Nesse dia, mais um um, que acordou vestido de cinzento, um cinzento que só eu via, porque na realidade parecia que reconhecia um resto de Sol entrando pela janela, Verónica chegou, enérgica como sempre, acabada de regressar do seu jogging matinal, suando energia por todos os poros da sua pele e lançando-me o sorriso mais bonito que alguma vez pude receber.
- Então, meu amor, vamos?
- Vamos sim, era impossível não retribuir o sorriso. No entanto, estava bem ciente de que não conseguia retribuir a mesma intensidade, a mesma verdade que parecia viver em Verónica.

Ela era, sem sombra de dúvida o meu motor. Na verdade os momentos mais difíceis são já parte da nossa história, voltei a andar após muitas sessões de fisioterapia. Estava já bem mais motivado com este avanço e ainda assim me sentia insatisfeito.
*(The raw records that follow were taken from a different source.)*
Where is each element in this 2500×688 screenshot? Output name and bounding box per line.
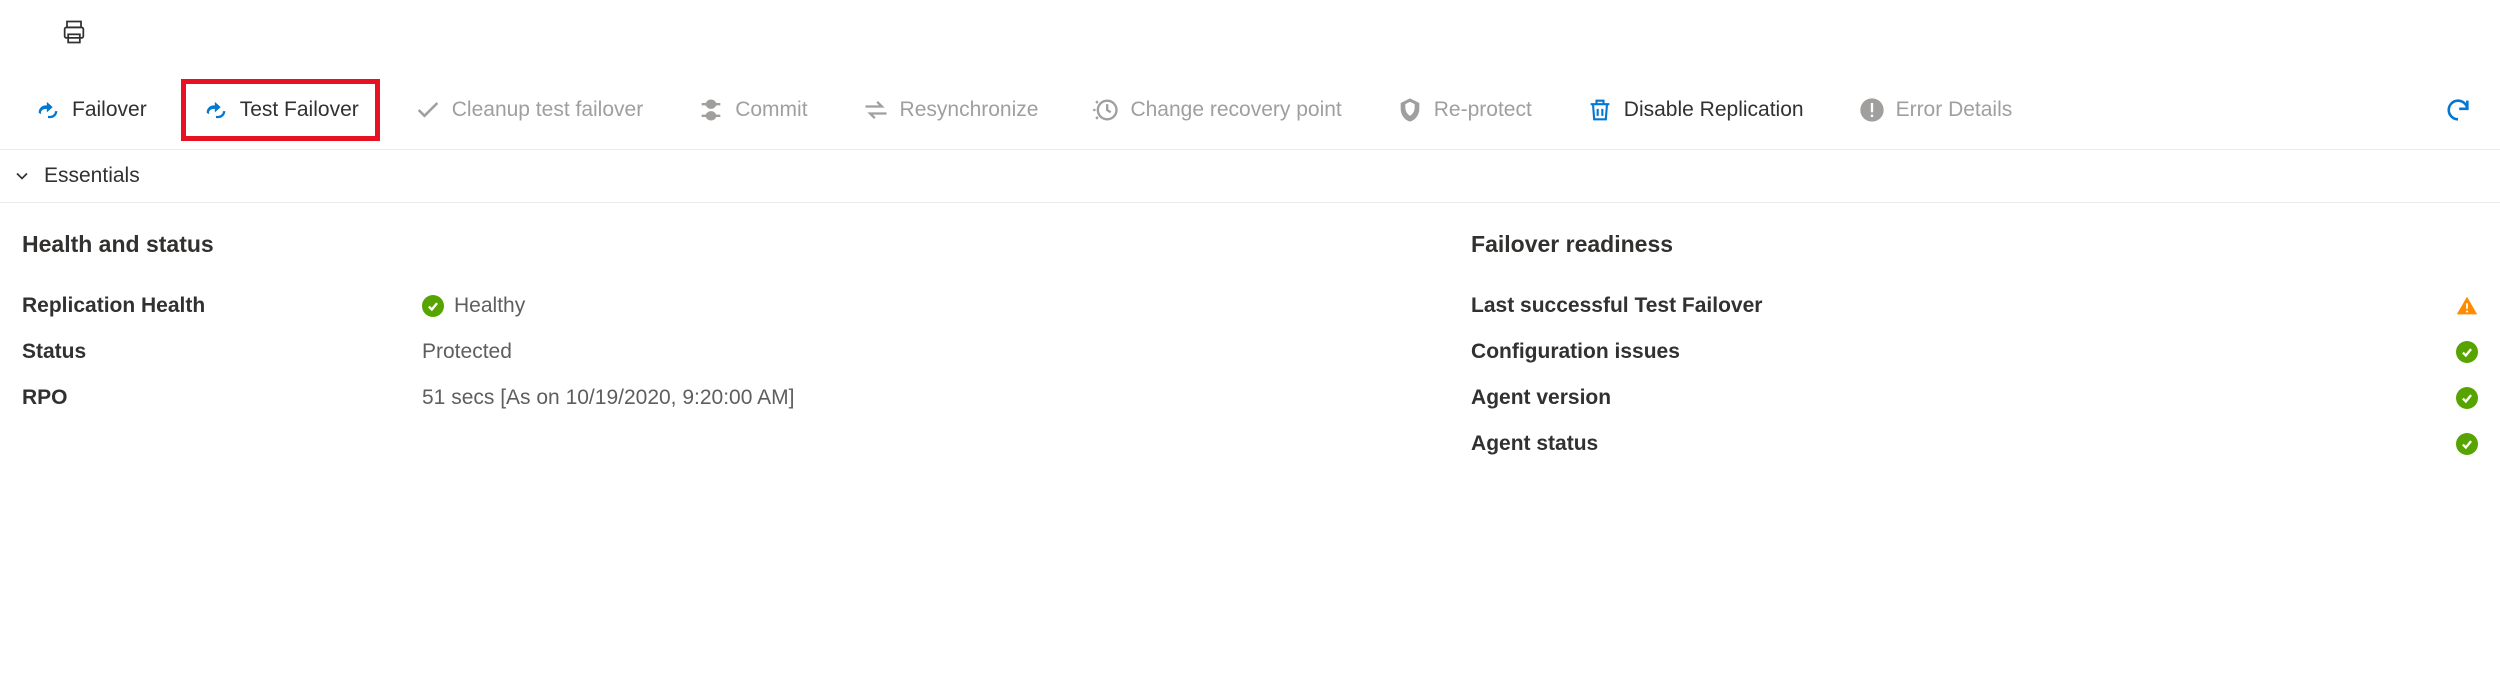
replication-health-row: Replication Health Healthy <box>22 294 1471 318</box>
error-icon <box>1858 96 1886 124</box>
commit-icon <box>697 96 725 124</box>
healthy-status-icon <box>422 295 444 317</box>
print-button[interactable] <box>60 18 88 52</box>
essentials-label: Essentials <box>44 164 140 188</box>
reprotect-label: Re-protect <box>1434 98 1532 122</box>
agent-version-row: Agent version <box>1471 386 2478 410</box>
resync-label: Resynchronize <box>900 98 1039 122</box>
commit-label: Commit <box>735 98 807 122</box>
history-icon <box>1092 96 1120 124</box>
test-failover-label: Test Failover <box>240 98 359 122</box>
success-icon <box>2456 387 2478 409</box>
replication-health-text: Healthy <box>454 294 525 318</box>
status-row: Status Protected <box>22 340 1471 364</box>
essentials-toggle[interactable]: Essentials <box>0 150 2500 203</box>
rpo-label: RPO <box>22 386 422 410</box>
status-value: Protected <box>422 340 512 364</box>
replication-health-value: Healthy <box>422 294 525 318</box>
replication-health-label: Replication Health <box>22 294 422 318</box>
health-status-section: Health and status Replication Health Hea… <box>22 231 1471 478</box>
command-bar: Failover Test Failover Cleanup test fail… <box>0 71 2500 150</box>
rpo-value: 51 secs [As on 10/19/2020, 9:20:00 AM] <box>422 386 794 410</box>
failover-label: Failover <box>72 98 147 122</box>
health-status-title: Health and status <box>22 231 1471 258</box>
chevron-down-icon <box>12 166 32 186</box>
reprotect-icon <box>1396 96 1424 124</box>
commit-button[interactable]: Commit <box>677 80 827 140</box>
failover-readiness-section: Failover readiness Last successful Test … <box>1471 231 2478 478</box>
change-recovery-point-button[interactable]: Change recovery point <box>1072 80 1361 140</box>
disable-replication-button[interactable]: Disable Replication <box>1566 80 1824 140</box>
failover-readiness-title: Failover readiness <box>1471 231 2478 258</box>
agent-status-row: Agent status <box>1471 432 2478 456</box>
error-details-label: Error Details <box>1896 98 2013 122</box>
trash-icon <box>1586 96 1614 124</box>
failover-button[interactable]: Failover <box>14 80 167 140</box>
content-area: Health and status Replication Health Hea… <box>0 203 2500 506</box>
checkmark-icon <box>414 96 442 124</box>
success-icon <box>2456 341 2478 363</box>
success-icon <box>2456 433 2478 455</box>
rpo-row: RPO 51 secs [As on 10/19/2020, 9:20:00 A… <box>22 386 1471 410</box>
agent-version-label: Agent version <box>1471 386 1611 410</box>
warning-icon <box>2456 295 2478 317</box>
print-icon <box>60 18 88 46</box>
error-details-button[interactable]: Error Details <box>1838 80 2033 140</box>
reprotect-button[interactable]: Re-protect <box>1376 80 1552 140</box>
refresh-button[interactable] <box>2430 80 2486 140</box>
config-issues-row: Configuration issues <box>1471 340 2478 364</box>
agent-status-label: Agent status <box>1471 432 1598 456</box>
config-issues-label: Configuration issues <box>1471 340 1680 364</box>
refresh-icon <box>2444 96 2472 124</box>
change-recovery-label: Change recovery point <box>1130 98 1341 122</box>
failover-icon <box>34 96 62 124</box>
cleanup-label: Cleanup test failover <box>452 98 643 122</box>
test-failover-button[interactable]: Test Failover <box>181 79 380 141</box>
test-failover-icon <box>202 96 230 124</box>
last-test-failover-row: Last successful Test Failover <box>1471 294 2478 318</box>
cleanup-test-failover-button[interactable]: Cleanup test failover <box>394 80 663 140</box>
disable-replication-label: Disable Replication <box>1624 98 1804 122</box>
resynchronize-button[interactable]: Resynchronize <box>842 80 1059 140</box>
status-label: Status <box>22 340 422 364</box>
last-test-failover-label: Last successful Test Failover <box>1471 294 1762 318</box>
resync-icon <box>862 96 890 124</box>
No ginásio, ao fim do dia de trabalho, deu-se o derradeiro baque em mim quando me queixei das dores que sentia nas pernas com raiva, dando um murro no colchão onde me encontrava. Aproximou-se de mim um outro rapaz, numa cadeira de rodas. Sorriu-me e piscou-me o olho enquanto me disse: "Ainda bem que te doiem as pernas, é sinal de qe tens pernas"
Olhei para ele, e fiquei sem saber o que dizer. Passou-me a raiva, passou-me o medo, passou-me o cansaço. Devagar, porque os meus movimentos ainda não eram seguros, aproximei-me dele, sem palavras abracei-o com as lágrimas a correrem no meu rosto. Apenas consegui balbuciar um "Muito obrigado. Acordaste-me!"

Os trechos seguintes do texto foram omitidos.